Sichtbar für den Kunden wird der Drehzahlmesser über das Internet. Sobald die Software nach etwa zwei bis drei Monaten implementiert ist, lassen sich mit Hilfe der Schlüsselindikatoren die gewünschten Daten über das Internet darstellen. "Wir erkennen Störungen und Fehlsteuerungen nahezu in Echtzeit, ohne in bestehende Systeme einzugreifen", verspricht Stoltze. Konkret verheißt die B-Focus-Software, alle Daten herauszufiltern, die Supply-Chain-Manager benötigen: Angaben zu Durchlaufzeiten, Lieferzeiten und zur Liefertreue, dazu Vergleichsdaten zu anderen Prozessen innerhalb des Unternehmens. Dieses interne Benchmarking, also der Vergleich des Ist- mit dem Soll-Zustand, ist sowohl bei Gretag als auch bei Siemens nun auch über Software- Grenzen hinaus machbar.

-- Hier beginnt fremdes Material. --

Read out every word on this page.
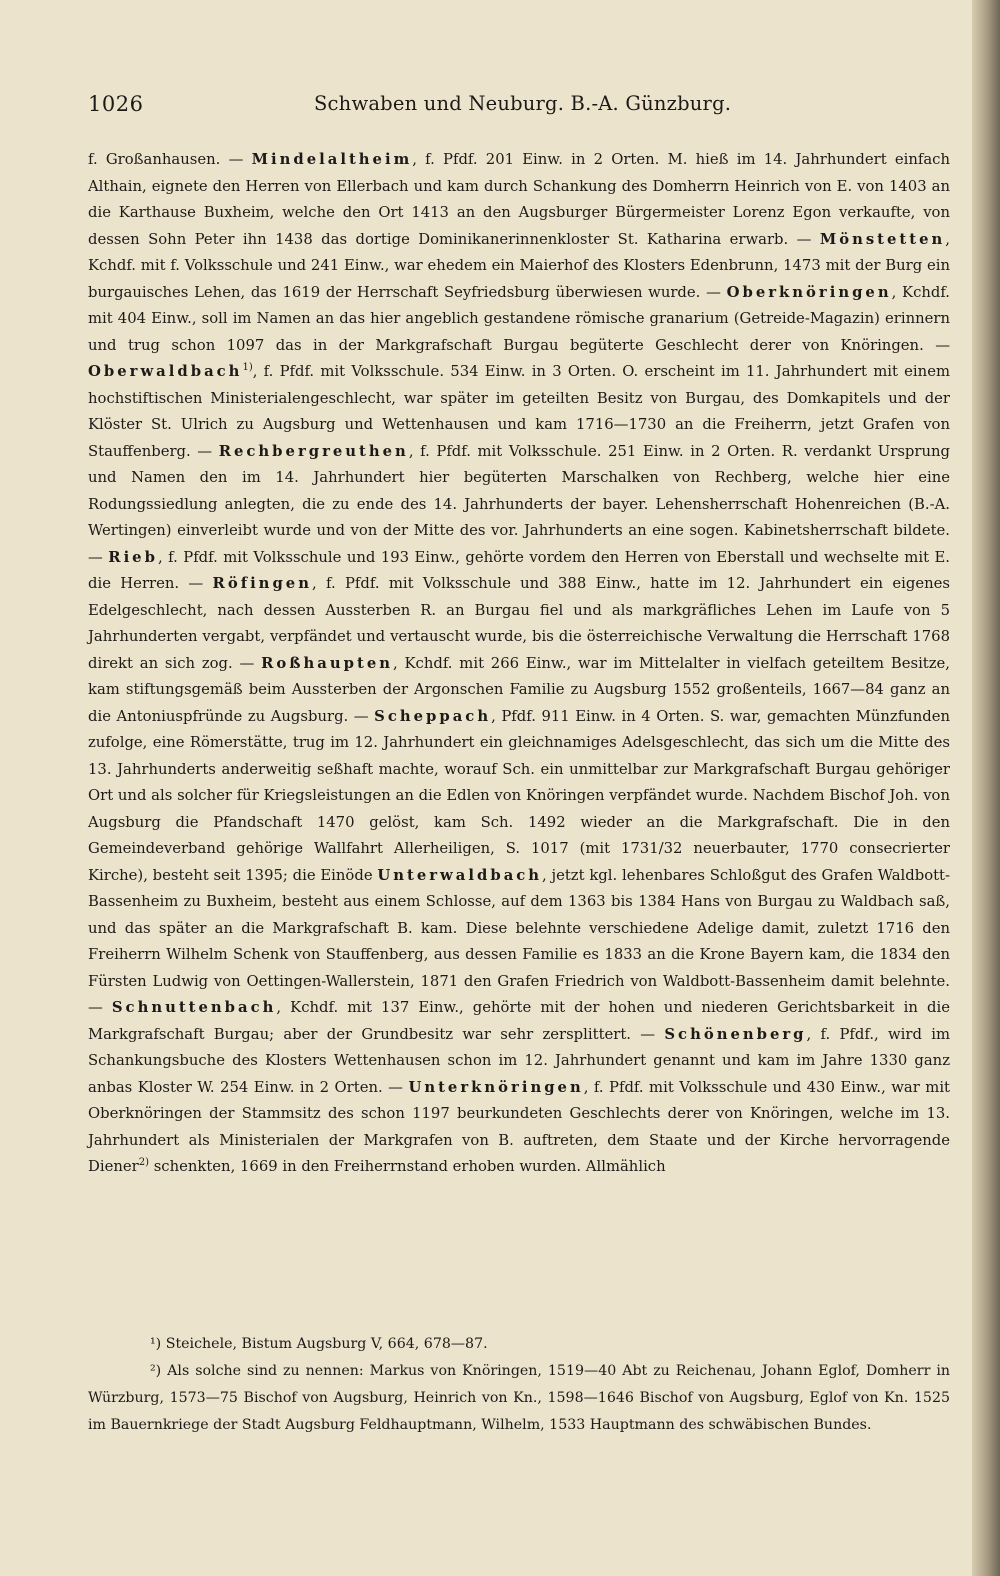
1026	Schwaben und Neuburg. B.-A. Günzburg.

f. Großanhausen. — Mindelaltheim, f. Pfdf. 201 Einw. in 2 Orten. M. hieß im 14. Jahrhundert einfach Althain, eignete den Herren von Ellerbach und kam durch Schankung des Domherrn Heinrich von E. von 1403 an die Karthause Buxheim, welche den Ort 1413 an den Augsburger Bürgermeister Lorenz Egon verkaufte, von dessen Sohn Peter ihn 1438 das dortige Dominikanerinnenkloster St. Katharina erwarb. — Mönstetten, Kchdf. mit f. Volksschule und 241 Einw., war ehedem ein Maierhof des Klosters Edenbrunn, 1473 mit der Burg ein burgauisches Lehen, das 1619 der Herrschaft Seyfriedsburg überwiesen wurde. — Oberknöringen, Kchdf. mit 404 Einw., soll im Namen an das hier angeblich gestandene römische granarium (Getreide-Magazin) erinnern und trug schon 1097 das in der Markgrafschaft Burgau begüterte Geschlecht derer von Knöringen. — Oberwaldbach$^{1)}$, f. Pfdf. mit Volksschule. 534 Einw. in 3 Orten. O. erscheint im 11. Jahrhundert mit einem hochstiftischen Ministerialengeschlecht, war später im geteilten Besitz von Burgau, des Domkapitels und der Klöster St. Ulrich zu Augsburg und Wettenhausen und kam 1716—1730 an die Freiherrn, jetzt Grafen von Stauffenberg. — Rechbergreuthen, f. Pfdf. mit Volksschule. 251 Einw. in 2 Orten. R. verdankt Ursprung und Namen den im 14. Jahrhundert hier begüterten Marschalken von Rechberg, welche hier eine Rodungssiedlung anlegten, die zu ende des 14. Jahrhunderts der bayer. Lehensherrschaft Hohenreichen (B.-A. Wertingen) einverleibt wurde und von der Mitte des vor. Jahrhunderts an eine sogen. Kabinetsherrschaft bildete. — Rieb, f. Pfdf. mit Volksschule und 193 Einw., gehörte vordem den Herren von Eberstall und wechselte mit E. die Herren. — Röfingen, f. Pfdf. mit Volksschule und 388 Einw., hatte im 12. Jahrhundert ein eigenes Edelgeschlecht, nach dessen Aussterben R. an Burgau fiel und als markgräfliches Lehen im Laufe von 5 Jahrhunderten vergabt, verpfändet und vertauscht wurde, bis die österreichische Verwaltung die Herrschaft 1768 direkt an sich zog. — Roßhaupten, Kchdf. mit 266 Einw., war im Mittelalter in vielfach geteiltem Besitze, kam stiftungsgemäß beim Aussterben der Argonschen Familie zu Augsburg 1552 großenteils, 1667—84 ganz an die Antoniuspfründe zu Augsburg. — Scheppach, Pfdf. 911 Einw. in 4 Orten. S. war, gemachten Münzfunden zufolge, eine Römerstätte, trug im 12. Jahrhundert ein gleichnamiges Adelsgeschlecht, das sich um die Mitte des 13. Jahrhunderts anderweitig seßhaft machte, worauf Sch. ein unmittelbar zur Markgrafschaft Burgau gehöriger Ort und als solcher für Kriegsleistungen an die Edlen von Knöringen verpfändet wurde. Nachdem Bischof Joh. von Augsburg die Pfandschaft 1470 gelöst, kam Sch. 1492 wieder an die Markgrafschaft. Die in den Gemeindeverband gehörige Wallfahrt Allerheiligen, S. 1017 (mit 1731/32 neuerbauter, 1770 consecrierter Kirche), besteht seit 1395; die Einöde Unterwaldbach, jetzt kgl. lehenbares Schloßgut des Grafen Waldbott-Bassenheim zu Buxheim, besteht aus einem Schlosse, auf dem 1363 bis 1384 Hans von Burgau zu Waldbach saß, und das später an die Markgrafschaft B. kam. Diese belehnte verschiedene Adelige damit, zuletzt 1716 den Freiherrn Wilhelm Schenk von Stauffenberg, aus dessen Familie es 1833 an die Krone Bayern kam, die 1834 den Fürsten Ludwig von Oettingen-Wallerstein, 1871 den Grafen Friedrich von Waldbott-Bassenheim damit belehnte. — Schnuttenbach, Kchdf. mit 137 Einw., gehörte mit der hohen und niederen Gerichtsbarkeit in die Markgrafschaft Burgau; aber der Grundbesitz war sehr zersplittert. — Schönenberg, f. Pfdf., wird im Schankungsbuche des Klosters Wettenhausen schon im 12. Jahrhundert genannt und kam im Jahre 1330 ganz anbas Kloster W. 254 Einw. in 2 Orten. — Unterknöringen, f. Pfdf. mit Volksschule und 430 Einw., war mit Oberknöringen der Stammsitz des schon 1197 beurkundeten Geschlechts derer von Knöringen, welche im 13. Jahrhundert als Ministerialen der Markgrafen von B. auftreten, dem Staate und der Kirche hervorragende Diener$^{2)}$ schenkten, 1669 in den Freiherrnstand erhoben wurden. Allmählich

¹) Steichele, Bistum Augsburg V, 664, 678—87.

²) Als solche sind zu nennen: Markus von Knöringen, 1519—40 Abt zu Reichenau, Johann Eglof, Domherr in Würzburg, 1573—75 Bischof von Augsburg, Heinrich von Kn., 1598—1646 Bischof von Augsburg, Eglof von Kn. 1525 im Bauernkriege der Stadt Augsburg Feldhauptmann, Wilhelm, 1533 Hauptmann des schwäbischen Bundes.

Drehzahlmesser offenbart Fehlsteuerungen

Die Kehrseite solcher Offenheit liegt, wie so oft, im menschlichen Bereich: Absolute Transparenz der Lieferkette fühlt dazu, dass sich Fehler in der Planung und in den Abläufen nicht mehr verbergen lassen. Wer jetzt pfuscht, steht sehr schnell am Pranger. Mögliche Widerstände der Prozessverantwortlichen dagegen werden verständlicherweise meist nicht offensiv vorgetragen. Peter Ossenberg, Unternehmensberater bei B-Focus, will denn auch gegen das SCM-Controlling bei Siemens und Gretag keine Vorbehalte bemerkt haben. Und das, obwohl "gerade unternehmensübergreifende Ketten nie so hundertprozentig" funktionieren können, sagt er.

Aber vielleicht werden die unangenehmsten Leichen ja aus dem Keller geholt, bevor dort das Licht ausgeht.